Big stacks can bluff and call bluffs easily. Short stacks will if they’re desperate.
- What’s the board like?
Lots of draws or small cards are not going to help your bluff. But a scare card (the ace your opponent doesn’t like), could be your ticket.
Want to get some practice? Try some of our 1 on 1 tournaments. Once you get the hang of bluffing, raising and calling on two cards, you’ll realise how much fun playing on instinct can be.
Know your opponent
Meet some common player types who may – or may not – be ripe for a bluff.
- Mr or Ms Clueless. As the saying goes, “If they don’t know what they’re doing, how can you?” These guys are way too unpredictable to risk chips on. Leave well alone.
- The bully. An extreme version of the loose-aggressive player, this type will pick on weaker players, either as a tactic, or because they have more ego than brains. Decide which and act accordingly.
- The A-Z game player.
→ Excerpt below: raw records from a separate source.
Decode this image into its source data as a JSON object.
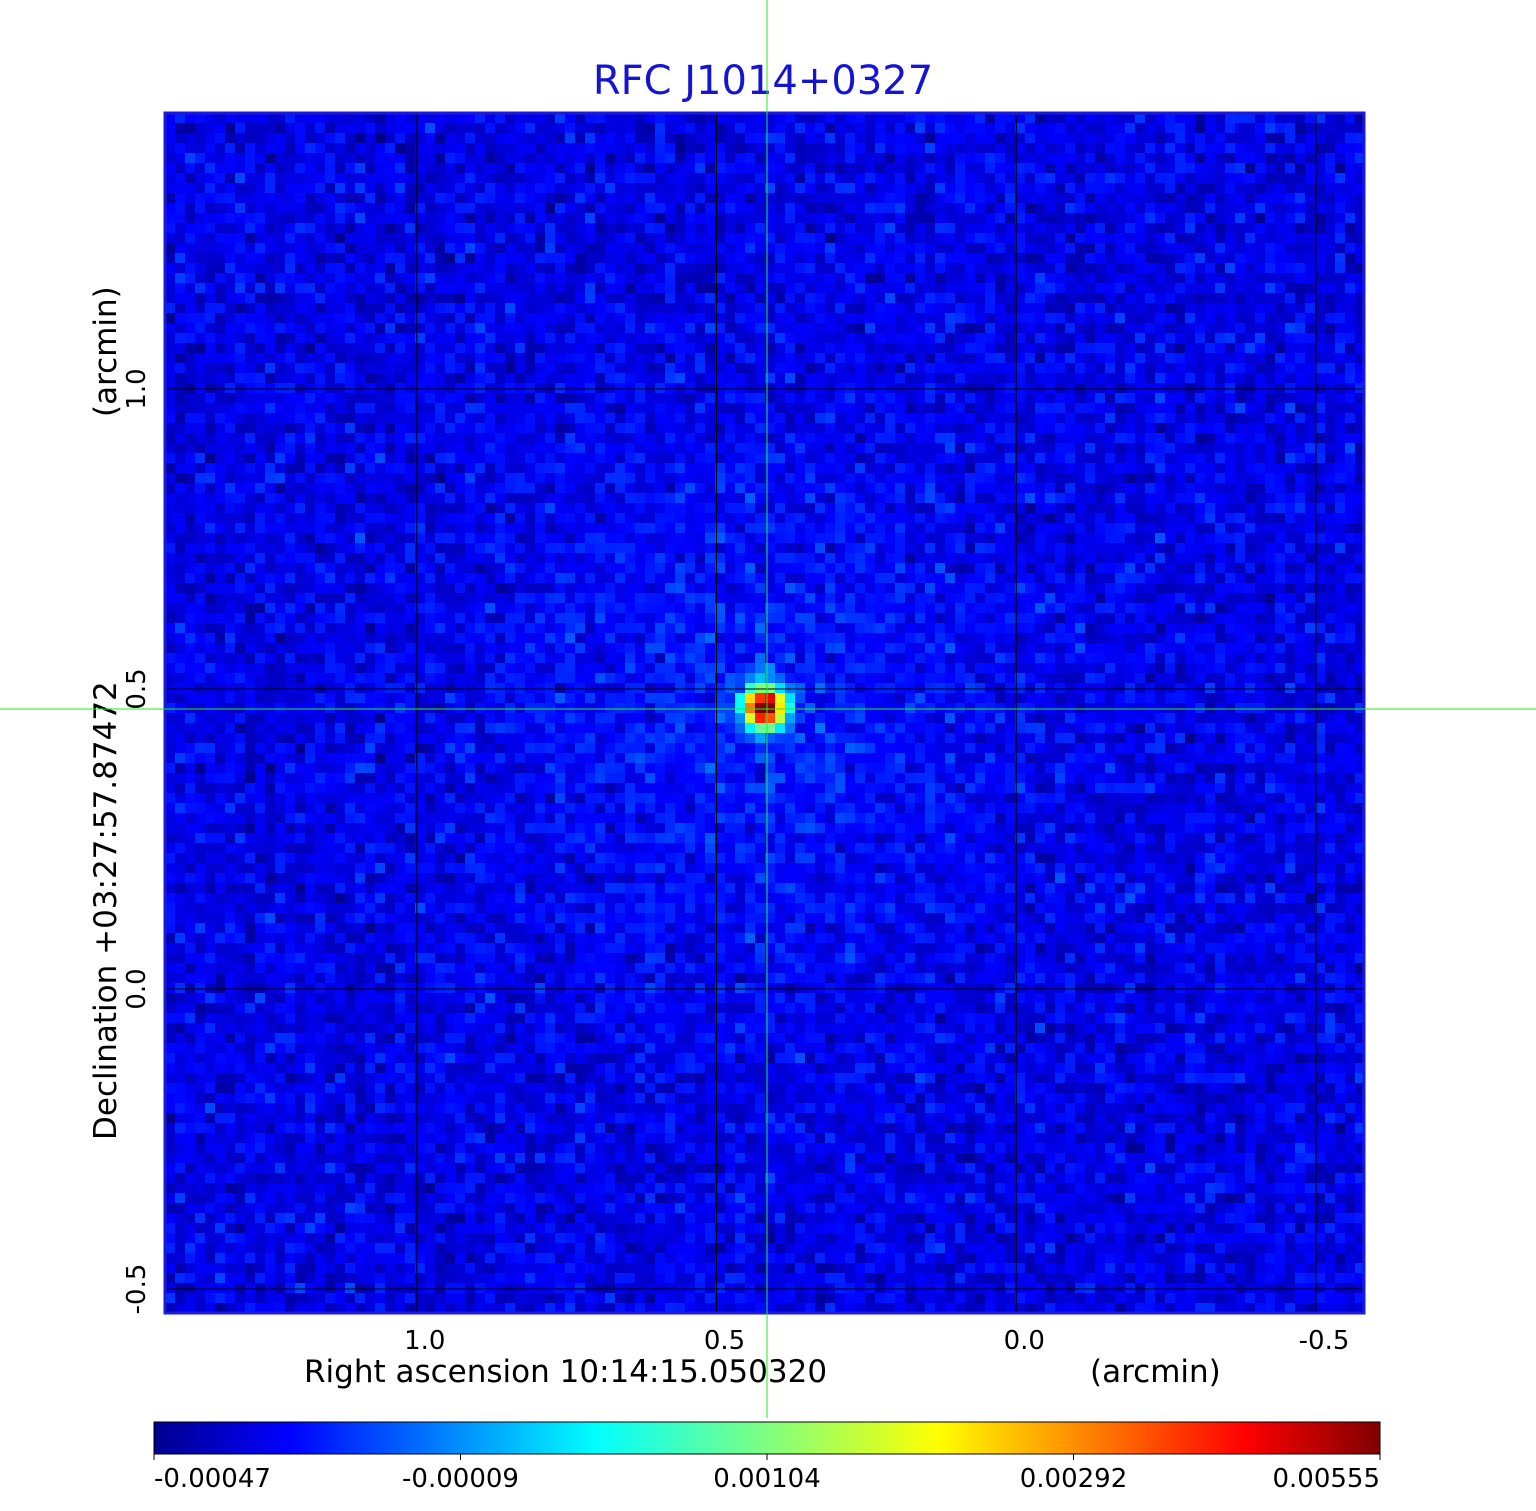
{
  "chart_data": {
    "type": "heatmap",
    "title": "RFC J1014+0327",
    "xlabel": "Right ascension  10:14:15.050320",
    "xunit": "(arcmin)",
    "ylabel": "Declination  +03:27:57.87472",
    "yunit": "(arcmin)",
    "x_ticks": [
      "1.0",
      "0.5",
      "0.0",
      "-0.5"
    ],
    "x_tick_values": [
      1.0,
      0.5,
      0.0,
      -0.5
    ],
    "y_ticks": [
      "1.0",
      "0.5",
      "0.0",
      "-0.5"
    ],
    "y_tick_values": [
      1.0,
      0.5,
      0.0,
      -0.5
    ],
    "xlim": [
      1.42,
      -0.58
    ],
    "ylim": [
      -0.54,
      1.46
    ],
    "grid": true,
    "colormap": "jet",
    "colorbar": {
      "labels": [
        "-0.00047",
        "-0.00009",
        "0.00104",
        "0.00292",
        "0.00555"
      ],
      "values": [
        -0.00047,
        -9e-05,
        0.00104,
        0.00292,
        0.00555
      ],
      "placement": "bottom"
    },
    "source": {
      "x": 0.42,
      "y": 0.47,
      "peak": 0.00555
    },
    "background_level": 0.00015,
    "crosshair_color": "#22ee22"
  }
}
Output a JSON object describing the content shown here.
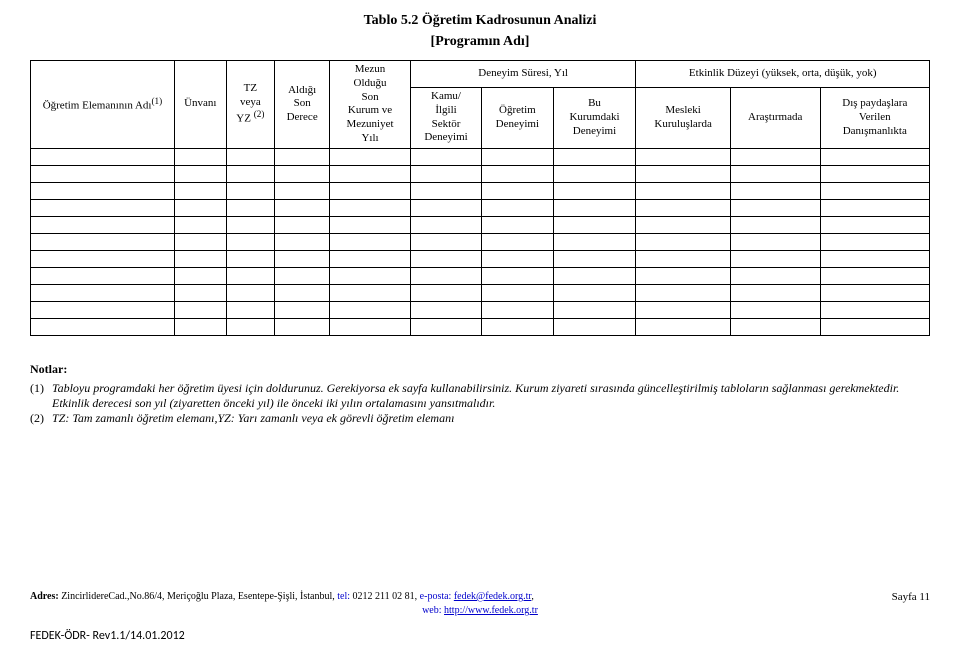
{
  "title": {
    "line1": "Tablo 5.2 Öğretim Kadrosunun Analizi",
    "line2": "[Programın Adı]"
  },
  "table": {
    "headers": {
      "c0": "Öğretim Elemanının Adı",
      "c0_sup": "(1)",
      "c1": "Ünvanı",
      "c2_l1": "TZ",
      "c2_l2": "veya",
      "c2_l3": "YZ ",
      "c2_sup": "(2)",
      "c3_l1": "Aldığı",
      "c3_l2": "Son",
      "c3_l3": "Derece",
      "c4_l1": "Mezun",
      "c4_l2": "Olduğu",
      "c4_l3": "Son",
      "c4_l4": "Kurum ve",
      "c4_l5": "Mezuniyet",
      "c4_l6": "Yılı",
      "grp1": "Deneyim Süresi, Yıl",
      "c5_l1": "Kamu/",
      "c5_l2": "İlgili",
      "c5_l3": "Sektör",
      "c5_l4": "Deneyimi",
      "c6_l1": "Öğretim",
      "c6_l2": "Deneyimi",
      "c7_l1": "Bu",
      "c7_l2": "Kurumdaki",
      "c7_l3": "Deneyimi",
      "grp2": "Etkinlik Düzeyi (yüksek, orta, düşük, yok)",
      "c8_l1": "Mesleki",
      "c8_l2": "Kuruluşlarda",
      "c9": "Araştırmada",
      "c10_l1": "Dış paydaşlara",
      "c10_l2": "Verilen",
      "c10_l3": "Danışmanlıkta"
    },
    "numRows": 11
  },
  "notes": {
    "heading": "Notlar:",
    "items": [
      {
        "num": "(1)",
        "text": "Tabloyu programdaki her öğretim üyesi için doldurunuz. Gerekiyorsa ek sayfa kullanabilirsiniz. Kurum ziyareti sırasında güncelleştirilmiş tabloların sağlanması gerekmektedir. Etkinlik derecesi son yıl (ziyaretten önceki yıl) ile önceki iki yılın ortalamasını yansıtmalıdır."
      },
      {
        "num": "(2)",
        "text": "TZ: Tam zamanlı öğretim elemanı,YZ: Yarı zamanlı veya ek görevli öğretim elemanı"
      }
    ]
  },
  "footer": {
    "addrLabel": "Adres: ",
    "addrText": "ZincirlidereCad.,No.86/4, Meriçoğlu Plaza, Esentepe-Şişli, İstanbul, ",
    "telLabel": "tel: ",
    "telText": "0212 211 02 81, ",
    "emailLabel": "e-posta: ",
    "emailLink": "fedek@fedek.org.tr",
    "emailTail": ",",
    "webLabel": "web: ",
    "webLink": "http://www.fedek.org.tr",
    "page": "Sayfa 11",
    "rev": "FEDEK-ÖDR- Rev1.1/14.01.2012"
  }
}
This is a usually-great player who not only has a B game, but also a C, D, E, F and G game. You need to spot when someone’s below par and find a way to take advantage of it.
- The on-tilt player. This player is visibly off the rails, whether it’s down to alcohol, a bad beat or fear of the high stakes. Play whenever you have a hand and, chances are, it’ll pay off eventually.
- The ABC or ‘textbook’ player (more common in limit games). This player is solid but predictable, so respect their plays and try to wrong-foot them by thinking and playing outside the box.
- Instinct vs maths players (usually found in no-limit and limit games respectively). The first relies on gut feeling in almost all situations, while the other puts their faith in the numbers. In either case, you’ve got an opportunity to exploit their blind side.
- The young gun. People say players often get more restrained with age, so you might want to bear the age of your opponent in mind.
- The gambler, or ‘action player’. Unlike a bully or loose-aggressive type, this player is here for the thrill. Be patient and they’ll most likely give you the money in the end.
- The recreational player. This player’s just here for fun (or to learn), and considers losses as payment for the experience. It’s fairly easy to win money off them, but treat them with respect – you want them to keep showing up, after all.
- The chameleon. This is the ultimate opponent, with no obvious pattern to their play (and no single strategy that’ll help you beat them). Be sure to watch and learn – but don’t try and fool them as they’ll probably be one step ahead.
As you move up the levels, you will start to come up against more solid players, with individual flaws you can take advantage of, for example:
- If a player limps and folds to a raise too often, raise more to steal their money
- If they are overly aggressive pre-flop, re-steal by re-raising them with a wider range
- If they’re not continuation betting enough, steal the pot on the flop
- If they do it too much, raise them or call with weak holdings and ‘float’, hoping to steal later in the hand
Ask a top player what they’d do in a given situation, and more often than not they’ll say, “It depends.” Poker is a game of situations and players, and as such, there are no hard and fast rules about when you should bluff.